John Keats (1795–1821)
For now, I more wish to belive that the unexamined life may perhaps be lived better (than examined), but without the benefit of reproduction. And I believe a scientist would say that any outcome, however perfect, is not useful unless it can be reproduced.
While I do not strive to live as a scientist, I do wish to be of use. And I know my deepest need (for an improved life) is not perfection, but consistency.
But, returning to obscurity (we left it for a moment), I think on what is necessary to leave it: nakedness. Utter exposure, whether voluntary or not, is the cost of coming out of invisibility.
It was Edna St. Vincent Millay, I once read, who said, “A person who publishes a book willfully appears before the populace with his pants down. If it is a good book nothing can hurt him. If it is a bad book nothing can help him.”
My friend Becky and I have had (e-mail) conversations over this, the choice about how open to be. She knows her audience. She has a sense of mission in her writing, and finds both power and purpose in choosing to open some very personal parts of herself.

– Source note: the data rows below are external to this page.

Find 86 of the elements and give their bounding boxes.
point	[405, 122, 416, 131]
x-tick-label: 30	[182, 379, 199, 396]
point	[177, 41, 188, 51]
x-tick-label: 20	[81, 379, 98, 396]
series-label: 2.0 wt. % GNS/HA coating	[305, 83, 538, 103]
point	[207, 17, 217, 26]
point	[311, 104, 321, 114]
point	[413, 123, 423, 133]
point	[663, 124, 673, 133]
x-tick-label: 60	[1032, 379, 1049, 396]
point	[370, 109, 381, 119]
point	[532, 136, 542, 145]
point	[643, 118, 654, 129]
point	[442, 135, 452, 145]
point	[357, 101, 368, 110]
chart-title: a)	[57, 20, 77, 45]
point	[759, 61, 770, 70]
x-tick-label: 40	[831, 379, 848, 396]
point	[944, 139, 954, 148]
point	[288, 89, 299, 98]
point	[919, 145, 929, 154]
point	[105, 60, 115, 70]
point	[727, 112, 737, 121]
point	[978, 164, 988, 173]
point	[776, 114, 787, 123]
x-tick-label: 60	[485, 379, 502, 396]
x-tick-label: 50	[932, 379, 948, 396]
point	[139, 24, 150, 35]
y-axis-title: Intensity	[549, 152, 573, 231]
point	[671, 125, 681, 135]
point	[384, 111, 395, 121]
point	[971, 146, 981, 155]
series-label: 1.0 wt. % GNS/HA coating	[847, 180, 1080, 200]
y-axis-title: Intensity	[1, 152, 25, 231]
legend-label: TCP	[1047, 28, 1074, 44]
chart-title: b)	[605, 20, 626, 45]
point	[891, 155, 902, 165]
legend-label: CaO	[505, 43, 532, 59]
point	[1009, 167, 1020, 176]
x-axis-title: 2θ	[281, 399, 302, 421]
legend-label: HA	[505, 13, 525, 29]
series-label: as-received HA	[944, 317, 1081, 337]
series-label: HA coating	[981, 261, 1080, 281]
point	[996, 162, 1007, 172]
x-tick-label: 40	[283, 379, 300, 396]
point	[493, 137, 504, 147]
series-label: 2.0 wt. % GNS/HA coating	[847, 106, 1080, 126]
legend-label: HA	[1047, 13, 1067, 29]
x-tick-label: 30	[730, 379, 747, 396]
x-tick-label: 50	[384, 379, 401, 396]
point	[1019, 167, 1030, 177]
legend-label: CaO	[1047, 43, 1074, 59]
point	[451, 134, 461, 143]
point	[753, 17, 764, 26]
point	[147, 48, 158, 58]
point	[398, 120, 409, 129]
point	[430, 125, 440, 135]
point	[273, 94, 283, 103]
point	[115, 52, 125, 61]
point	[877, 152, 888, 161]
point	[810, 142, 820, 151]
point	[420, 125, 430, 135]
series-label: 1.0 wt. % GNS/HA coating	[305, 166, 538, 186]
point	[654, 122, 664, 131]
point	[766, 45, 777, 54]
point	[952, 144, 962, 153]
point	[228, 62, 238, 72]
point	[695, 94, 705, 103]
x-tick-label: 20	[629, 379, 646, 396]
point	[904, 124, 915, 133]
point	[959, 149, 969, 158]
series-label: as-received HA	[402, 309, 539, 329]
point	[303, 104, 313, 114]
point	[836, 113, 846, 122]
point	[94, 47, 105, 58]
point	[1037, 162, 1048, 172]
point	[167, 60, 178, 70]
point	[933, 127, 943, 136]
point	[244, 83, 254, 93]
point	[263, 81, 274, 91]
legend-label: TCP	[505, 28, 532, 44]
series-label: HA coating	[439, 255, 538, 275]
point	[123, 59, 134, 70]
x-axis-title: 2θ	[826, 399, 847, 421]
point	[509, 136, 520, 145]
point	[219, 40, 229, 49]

I have none of those motivators. Much of my fragility and “intimacy” is very self-centered; they are things I want to remember on topics that are close to my heart and so are easier for me to write about.
Or maybe just easier to stay connected long enough to finish.
All my life I have heard about “masks” and “getting rid of masks.” The idea of presenting a false front is despised in all circles, even while (as a culture) we feel more disconnected from one another than ever before.
So people talk publicly about stuff that doesn’t make you blush any more, and shocking announcements are defended effectively.
I tried to explain the phenomenon to my mother (who doesn’t need anything explained to her), and she is simply horrified at the practice. “Why would anybody do that?!” she asks.
I proffered a few of my theories (the attempted explanation part), but she didn’t seem to hear any of them. And I can’t say I blame her. I don’t rightly understand it myself.
But I’m a part of it.
Apparently I’m in the early years of Generation-Y, and attribute it to what you will (I’ve read theories about this too), we are a “real” generation, where authenticity is the key word.
I’m a part of it without even knowing it.
I can’t tell you how many times someone older than me (and not always very much older) will laugh in an embarrassed way at something I just said and respond, “That’s what I love about you, Amy, you’re so real.”
Which, frankly, confuses me, because what else can a Believer be?